Viewing entries in
Programming

About a dwarf

Comment

About a dwarf

Dwarf started as a joke about elf. This is not to say that dwarf is a joke. Dwarf is one of the most used formats for storing debugging information, and its origin is linked to the Executable and Linkable Format (elf).

The official site for Dwarf contains a nice summary of dwarf. However, I wanted an even shorter description to refresh my memory if I ever need to.

Let's discuss this hypothetical program:

brush: c
int main(int argc, char **argv) {
   return argc;
}

Dwarf is organized as a tree hierarchy of Debug Information Entries (DIEs).
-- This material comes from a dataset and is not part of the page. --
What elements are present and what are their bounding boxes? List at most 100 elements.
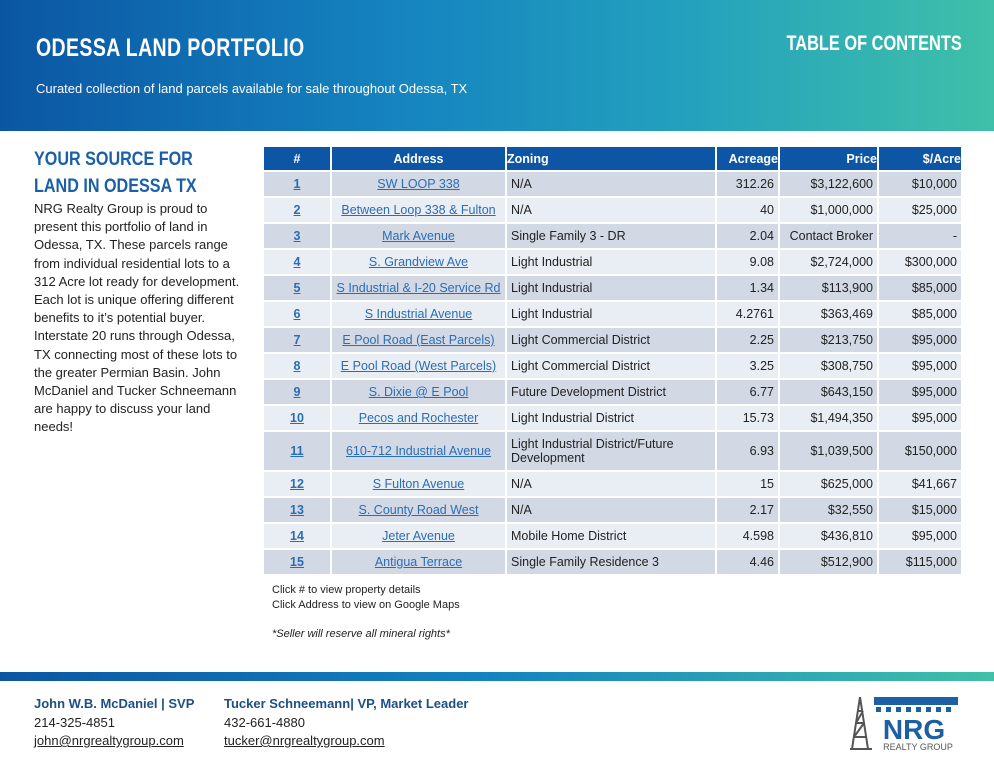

Each DIE has a tag (DW_TAG_xxx) and zero or more attributes (DW_AT_xxx), which give the information relevant to the tag.

Flattening the tree

The tree is flattened into a sequence of DW_TAGs. The tree is flattened depth first, with a list of siblings terminated by a null entry. If finding a sibling is important, the producer might insert a DW_AT_sibling that points to the next sibling.

Main Tags

  • Compilation unit: This is the typical C file. E.g. main.c. Typical information: directory, file name, highest and lowest PC, producer (compiler used).
  • Subprogram: This is a function. E.g. main, printf. Typical information: name, file, start line, return type, highest and lowest PC, external.
  • Formal parameter: use to pass the name and type of parameters to a function. Also indicated where the parameter is stored at. E.g. register, memory address

Type information

Information about the types used in the program. It shows that dwarf had C origins.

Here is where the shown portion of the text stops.